Nella pellicola, che alterna momenti seri ad altri più leggeri per non appesantire la drammaticità delle vicende, viene mostrato come gli alti ufficiali statunitensi, i generali e tutti quelli responsabili del governo provvisorio, cominciarono ad appoggiarsi per il controllo del territorio proprio ai futuri capi e boss di Cosa Nostra che erano stati tenuti nell’ombra e molto spesso nelle celle dal regime fascista.
Da contorno alla storia, sebbene dovrebbe forse esserne il centro, c’è il tentativo del soldato italoamericano Arturo Giammaresi (interpretato proprio da Pif) di ricongiungersi all’amata Flora (una radiosa Miriam Leone), promessa dal padre nel corso della guerra al braccio destro di Lucky Luciano a New York.
Come nel suo esordio filmico, che gli valse il David di Donatello, Pif gioca su questi amori impossibili, combattuti o osteggiati, sullo sfondo delle vicende della sua terra, qui addirittura travalicando i confini e inserendo anche il contesto newyorkese, funzionale al legame fatale che si ristabilì tra le due mafie attraverso l’Atlantico.
La passione e l’impegno civile che il regista mette sempre nei suoi film, e mai così vivo come stavolta, gli fanno perdonare alcuni buchi di sceneggiatura e ridondanze narrative. Basti pensare alla chicca dell’inquadratura in cui Arturo si fa spiegare in un viottolo siciliano la strada da parte di un contadino, riproponendo esattamente pose ed espressioni della famosa fotografia in bianco e nero di Robert Capa del soldato americano sulle colline sicule nel 1943.
Il protagonista, insieme al luogotenente Philip Catelli (ritratto da Andrea Di Stefano), si opporrà allo stato delle cose, con una sempre più crescente consapevolezza della restaurazione mafiosa in Sicilia ad opera degli States, arrivando persino a scrivere una lettera al presidente Roosevelt, da cui cercherà di farsi ricevere invano alla Casa Bianca.

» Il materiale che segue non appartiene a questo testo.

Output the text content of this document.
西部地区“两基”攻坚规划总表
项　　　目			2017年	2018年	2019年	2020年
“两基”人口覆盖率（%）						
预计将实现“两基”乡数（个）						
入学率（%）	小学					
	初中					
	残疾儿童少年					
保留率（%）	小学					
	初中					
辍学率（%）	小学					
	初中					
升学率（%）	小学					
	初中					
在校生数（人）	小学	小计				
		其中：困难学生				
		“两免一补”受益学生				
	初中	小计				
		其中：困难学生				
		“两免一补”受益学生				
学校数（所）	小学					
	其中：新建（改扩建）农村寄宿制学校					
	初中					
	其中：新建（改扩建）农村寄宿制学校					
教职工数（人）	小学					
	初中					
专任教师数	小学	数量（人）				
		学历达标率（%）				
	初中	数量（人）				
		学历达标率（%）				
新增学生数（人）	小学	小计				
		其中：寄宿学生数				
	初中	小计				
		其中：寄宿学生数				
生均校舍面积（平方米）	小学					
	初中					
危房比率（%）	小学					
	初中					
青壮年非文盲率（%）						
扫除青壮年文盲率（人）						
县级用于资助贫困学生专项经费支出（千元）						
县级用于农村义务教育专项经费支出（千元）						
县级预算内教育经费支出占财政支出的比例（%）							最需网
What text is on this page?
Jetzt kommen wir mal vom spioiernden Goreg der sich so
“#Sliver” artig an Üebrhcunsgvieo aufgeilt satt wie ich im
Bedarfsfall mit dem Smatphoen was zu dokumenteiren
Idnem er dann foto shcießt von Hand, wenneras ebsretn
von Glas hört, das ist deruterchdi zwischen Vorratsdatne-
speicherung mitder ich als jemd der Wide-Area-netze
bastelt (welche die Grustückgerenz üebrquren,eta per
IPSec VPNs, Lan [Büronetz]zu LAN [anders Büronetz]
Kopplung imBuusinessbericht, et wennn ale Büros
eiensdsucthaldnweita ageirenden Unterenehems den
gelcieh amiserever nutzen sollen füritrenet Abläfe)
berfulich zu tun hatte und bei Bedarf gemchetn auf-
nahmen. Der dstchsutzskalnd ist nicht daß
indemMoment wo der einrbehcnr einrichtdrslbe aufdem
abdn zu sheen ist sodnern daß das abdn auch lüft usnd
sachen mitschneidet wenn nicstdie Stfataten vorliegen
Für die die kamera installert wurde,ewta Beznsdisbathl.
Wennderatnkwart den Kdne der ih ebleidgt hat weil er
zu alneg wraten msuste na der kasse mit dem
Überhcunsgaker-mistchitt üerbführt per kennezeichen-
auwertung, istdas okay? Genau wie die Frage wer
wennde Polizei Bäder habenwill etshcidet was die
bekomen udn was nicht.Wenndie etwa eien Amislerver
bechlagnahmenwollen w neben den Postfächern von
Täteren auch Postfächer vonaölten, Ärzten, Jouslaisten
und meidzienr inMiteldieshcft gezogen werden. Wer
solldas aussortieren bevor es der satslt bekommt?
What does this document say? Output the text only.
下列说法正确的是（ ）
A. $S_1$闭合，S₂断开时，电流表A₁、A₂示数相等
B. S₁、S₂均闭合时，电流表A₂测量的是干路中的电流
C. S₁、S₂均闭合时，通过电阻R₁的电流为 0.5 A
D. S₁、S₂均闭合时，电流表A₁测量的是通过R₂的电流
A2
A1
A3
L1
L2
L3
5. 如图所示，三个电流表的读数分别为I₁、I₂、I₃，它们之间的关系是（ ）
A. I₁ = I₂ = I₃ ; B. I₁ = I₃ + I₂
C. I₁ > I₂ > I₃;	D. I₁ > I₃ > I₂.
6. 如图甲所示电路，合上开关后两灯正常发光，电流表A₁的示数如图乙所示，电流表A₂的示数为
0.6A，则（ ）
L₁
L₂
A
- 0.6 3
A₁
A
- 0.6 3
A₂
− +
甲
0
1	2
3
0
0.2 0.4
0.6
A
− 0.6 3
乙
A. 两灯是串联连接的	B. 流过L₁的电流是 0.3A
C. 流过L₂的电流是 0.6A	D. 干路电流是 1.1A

Quell’attesa esprime bene l’impotenza di chi ha visto risorgere i mostri mafiosi in Sicilia (riciclati per l’occasione come nuovi sindaci e politici della Democrazia Cristiana, con tanti nomi famosi che scorreranno alla fine del film), e che più di gridare e denunciare non può. Una piccola lezione di storia appassionata e ben confezionata, dopo tutto.